Keith Brumbaugh making the most of second (and third) chance (cont.)
In retrospect, Brumbaugh said he probably would have faced the same situation had he left his name in the 2005 Draft. He had dominated the AAU circuit, and before his senior year, his name sat near the top of most recruiting rankings -- above Andrew Bynum, Mario Chalmers and Tyler Hansbrough. His senior year, Brumbaugh dropped into the teens for reasons he still doesn't entirely understand. He still threw his name in the hat, but he pulled out when he realized he wouldn't be a first-rounder.
Instead, Brumbaugh opted to go to Oklahoma State. He went to Stillwater with no rap sheet. During high school, local newspapers had published stories that questioned his attitude and alluded to a temper problem, but Brumbaugh never had run afoul of the law. Brumbaugh believes the stories took some liberties, especially when they described him as the product of a broken home.

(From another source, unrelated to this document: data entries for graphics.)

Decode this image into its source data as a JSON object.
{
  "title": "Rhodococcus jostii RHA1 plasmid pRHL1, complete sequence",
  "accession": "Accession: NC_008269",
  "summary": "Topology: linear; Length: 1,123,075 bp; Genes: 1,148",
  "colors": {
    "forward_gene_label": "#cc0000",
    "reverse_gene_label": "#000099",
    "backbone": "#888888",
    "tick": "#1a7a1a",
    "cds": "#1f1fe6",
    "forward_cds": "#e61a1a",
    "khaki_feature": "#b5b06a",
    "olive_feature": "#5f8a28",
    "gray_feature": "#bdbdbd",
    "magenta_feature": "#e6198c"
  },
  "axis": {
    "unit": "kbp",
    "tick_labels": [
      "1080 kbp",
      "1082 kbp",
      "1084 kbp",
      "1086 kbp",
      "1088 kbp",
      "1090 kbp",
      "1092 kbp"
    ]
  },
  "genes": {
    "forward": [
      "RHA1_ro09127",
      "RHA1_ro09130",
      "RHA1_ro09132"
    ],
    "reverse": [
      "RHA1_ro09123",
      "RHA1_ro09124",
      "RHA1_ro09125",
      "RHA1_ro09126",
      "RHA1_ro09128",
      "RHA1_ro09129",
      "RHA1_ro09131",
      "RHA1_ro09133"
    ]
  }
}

The next time Brumbaugh made the papers was after an Aug. 20, 2005 trip to a Stillwater Wal-Mart. He was cited for shoplifting when he set off an alarm after, he said, a pair of DVDs slipped into a small garbage can he was buying along with a cartful other items and didn't get scanned. Brumbaugh had paid for all the other items, but that detail seemed to get lost in the shuffle. To this day, some think that incident led to Brumbaugh's dismissal at Oklahoma State. To paraphrase Cowboys football coach Mike Gundy, that's not true.

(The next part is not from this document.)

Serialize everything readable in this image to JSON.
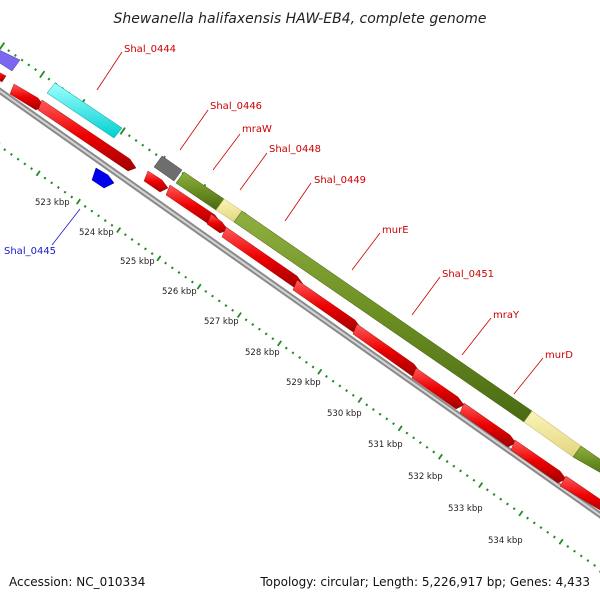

After Brumbaugh signed with Oklahoma State, someone suggested that the NCAA look into his ACT score. Brumbaugh made a 24 after months of preparation as a high-school junior. After he obtained the qualifying score, he admits, he did just enough in the classroom to keep himself eligible to play college ball. When the NCAA flagged his score, he was forced to take the test again, and with just three weeks to prepare he had to score within three points of his first test. He said he scored a 20.

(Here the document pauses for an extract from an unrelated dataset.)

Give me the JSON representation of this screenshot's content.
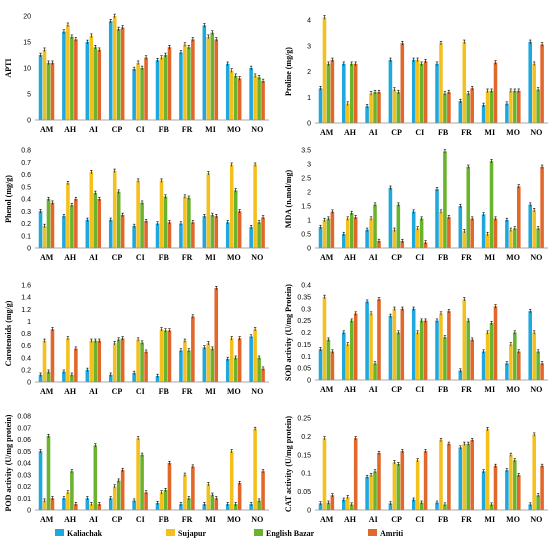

Since he couldn't play at Oklahoma State, Brumbaugh returned to DeLand, a small central Florida town that has yet to be swallowed by Orlando's suburban sprawl. Brumbaugh couldn't stand the looks he got. At 6-9, he felt he didn't fit in anywhere but a basketball court. He'd "zombied out" on basketball, and he didn't know what to do with himself.
One thing that relaxed him, he said, was shooting at a local gun range. "Remember," he said, "I'm from the country." That hobby explained why, Brumbaugh said, he had in his trunk a Bushmaster rifle with 56 rounds in the magazine and several hundred loose rounds when he noticed police lights in his rearview mirror on May 20, 2006, exactly a year to the day after his press conference to announce his entry in the NBA draft. Brumbaugh's cousin, Justin Brown, was in the passenger seat. Brown, a convicted felon, knew he'd get thrown in jail if police found him in the same vehicle as a firearm, even a legally purchased one that belonged to someone else (Brumbaugh's gun was legal). So he ran. Brumbaugh did the same.
Brumbaugh said he only had the gun and the ammo to use at the range. (Police also found a knife, according to the report.)
When the two boys sprinted away, Brumbaugh's mind raced. His high-school sweetheart was pregnant with their daughter. Would he have to see her for the first time behind bulletproof glass? Next thing he knew, he was shirtless, sweating and climbing fences to get away. "It was like panic mode," Brumbaugh said. "I'm (thinking I'm) not going to be able to see my kid. It's not an excuse. It was very dumb. I'm just trying to explain my reasoning. It's still dumb."
Brumbaugh and his cousin were eventually caught and arrested, and a Volusia County judge accepted Brumbaugh's explanation and gave him only probation. If he stayed out of trouble, he could essentially wipe away his mistake. Brumbaugh then moved to Marianna, Fla., home of junior-college power Chipola. Five weeks into his probation, his car sat unattended, blasting music. Brumbaugh ran for the driver's seat as a police officer approached. According to the police report, the officer spied Brumbaugh hiding something under the seat. "The guy asked me if I had anything in the car," Brumbaugh said. "I said yes. I tried to do the honest thing. "
According to the report, Brumbaugh had a little more than a third of an ounce of marijuana in four small bags. "Once again," he said, "it was very dumb." Though Florida has a misdemeanor charge for fewer than 20 grams (about two-thirds of an ounce) of marijuana, police used the four bags as evidence to ask the State Attorney's Office to charge Brumbaugh with possession with intent to distribute, a felony.